The messages were turned over by Houston attorney Mark Bankston, who represents the parents of a child killed during the 2012 school shooting at Sandy Hook Elementary School. A jury last week awarded those plaintiffs more than $49 million in compensatory and punitive damages for spreading repeated lies that the shooting didn’t happen.
The messages were first revealed during the trial after Bankston told Jones one of his lawyers had “messed up” and accidentally sent him two years of his texts. The messages were sent to nearly 250 different people, many at Jones’ Infowars. But they were also exchanged with Roger Stone and other Trump allies, CNN reported.

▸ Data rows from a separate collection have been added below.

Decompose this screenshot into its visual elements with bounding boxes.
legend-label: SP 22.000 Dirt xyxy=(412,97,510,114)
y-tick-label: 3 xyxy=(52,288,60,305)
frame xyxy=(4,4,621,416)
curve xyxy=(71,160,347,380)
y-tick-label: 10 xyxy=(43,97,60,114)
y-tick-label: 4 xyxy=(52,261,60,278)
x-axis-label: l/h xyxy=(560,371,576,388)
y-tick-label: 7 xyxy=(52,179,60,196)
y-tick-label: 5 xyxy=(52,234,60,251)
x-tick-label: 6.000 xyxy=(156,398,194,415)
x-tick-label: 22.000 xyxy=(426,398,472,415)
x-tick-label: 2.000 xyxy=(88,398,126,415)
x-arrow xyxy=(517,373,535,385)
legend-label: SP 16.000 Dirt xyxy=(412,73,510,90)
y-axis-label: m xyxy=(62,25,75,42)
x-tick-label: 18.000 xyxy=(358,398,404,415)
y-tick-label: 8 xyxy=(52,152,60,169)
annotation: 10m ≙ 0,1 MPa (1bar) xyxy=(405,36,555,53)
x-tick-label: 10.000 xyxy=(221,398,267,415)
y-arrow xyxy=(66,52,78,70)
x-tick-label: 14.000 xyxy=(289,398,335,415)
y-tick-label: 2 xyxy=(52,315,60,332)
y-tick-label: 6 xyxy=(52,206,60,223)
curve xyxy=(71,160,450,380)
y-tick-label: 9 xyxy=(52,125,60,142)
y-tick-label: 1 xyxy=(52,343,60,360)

The New York Times reports, however, that the text messages don’t appear to include any missives sent during the day of the Jan. 6 attack or in the weeks leading up to it. The most recent message is from mid-2020, before Jones became enmeshed in plans to gather Trump supporters outside the Capitol for a rally that preceded the insurrection.
Bankston said last week several federal agencies and law enforcement groups had reached out to him about the text messages after he confronted Jones with them in court.
Rep. Zoe Lofgren (D-Calif.), who sits on the House select committee, told CNN on Sunday lawmakers were deeply interested to see the messages and determine how Jones was involved with the events leading up to Jan. 6.
“Well, we know that his behavior did incentivize some of the January 6 conduct and we want to know more about that,” Lofgren said. “We don’t know what we’ll find in the texts because we haven’t seen them. But we’ll look at it and learn more, I’m sure.”
The revelation is notable in that lawmakers have for months sought to obtain Jones’ testimony and his communications related to the Capitol attack. The panel subpoenaed Jones in November, including his phone records, but he sued in an attempt to block the demand.
Jones ultimately appeared before the committee in January as part of a virtual interview. He later said he invoked his Fifth Amendment right against self-incrimination almost 100 times.
“I just had a very intense experience being interrogated by the Jan. 6 committee lawyers,” he said at the time. “They were polite, but they were dogged.”